The boy was sitting by the fountain. Now he was Boy with Ice-Cream. And he looked as contented as every boy licking an ice-cream did. Boy with Ice-Cream – that was an unusually striking image of innocent self-satisfaction. And, generally, everything there, between Orlando and Onofrio, was fine and noble.

It was only Otilija T., pushing her pram in front of her up there inland, who left a mournful track. The track of the pram imprinted in the melting asphalt was accompanied by the track of her heels. The track of the pram reminded one of abandoned tramlines. Beside them, one heel left a deeper mark, the other a shallower one. That was just the way Otilija T. walked. Stepping out more vigorously with one foot, in an inspiration stimulated by the fever in her eyes. With the other foot, it was as though she had changed her mind in mid-step.

In the autumn, when the first grey rains were falling and our summer suntan was fading, I discovered that the fever in Otilija T.’s eyes had been given a diagnosis. She went to hear it, when they took her away, after something terrible happened to her and her child.

She was sent to a hospital on the edge of the city, somewhere I never had reason to go. It is only when a city becomes a besieged city that you acquire a burning wish to reach its edges. Then you are drawn by a strong desire to step over the ring imposed on you by force. Then you gradually realise that there are always rings around you, albeit invisible and not always imposed malevolently. You cross them on those quite ordinary journeys the aim of which is a summer holiday or distance that may easily be attained by the simple purchase of a ticket. And all that interests you then is that edge of the town where such journeys start. Not remotely the one where sorrowful hospitals are built, in dead-end streets.

In the spring Otilija T. was back with her son. She was leading him by the hand now.
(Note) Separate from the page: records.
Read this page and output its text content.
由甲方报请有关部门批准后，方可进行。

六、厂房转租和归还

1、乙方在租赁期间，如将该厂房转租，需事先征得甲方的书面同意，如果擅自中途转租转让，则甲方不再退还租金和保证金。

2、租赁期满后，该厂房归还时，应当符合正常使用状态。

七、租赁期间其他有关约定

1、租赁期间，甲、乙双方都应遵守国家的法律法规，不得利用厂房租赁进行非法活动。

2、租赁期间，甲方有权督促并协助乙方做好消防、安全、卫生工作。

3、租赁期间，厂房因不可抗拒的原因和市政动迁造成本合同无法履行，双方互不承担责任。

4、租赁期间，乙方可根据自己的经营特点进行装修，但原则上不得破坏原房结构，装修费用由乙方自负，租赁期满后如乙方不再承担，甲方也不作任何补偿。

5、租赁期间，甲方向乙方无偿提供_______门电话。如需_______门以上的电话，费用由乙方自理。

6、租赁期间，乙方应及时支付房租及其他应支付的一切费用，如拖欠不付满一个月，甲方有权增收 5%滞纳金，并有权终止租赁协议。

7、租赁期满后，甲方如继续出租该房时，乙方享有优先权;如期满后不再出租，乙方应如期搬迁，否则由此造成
When I met her like that for the first time, I greeted her, but she replied drily, not like that grey-haired professor, but like an automatic telephone answering machine:

‘Would you remind me? With whom do I have the honour?’

I was taken aback and watched her as she walked away, without turning round. She was dragging the boy, just as red-haired as she was, determinedly. Even his clothes were red. In one hand, the one that was not clutched by a hand with nails painted with bright red polish, he was holding the end of a string at the other end of which hovered an overfilled pink balloon. It must have been Otilija T. who had blown it up. With all the strength of her lungs. It looked as though it was going to burst at any minute. Perhaps that was why I went on standing there for a while, watching Otilija T. There are some scenes that you simply must see. And not only scenes that afect you agreeably. Sometimes even unhappiness is seductive.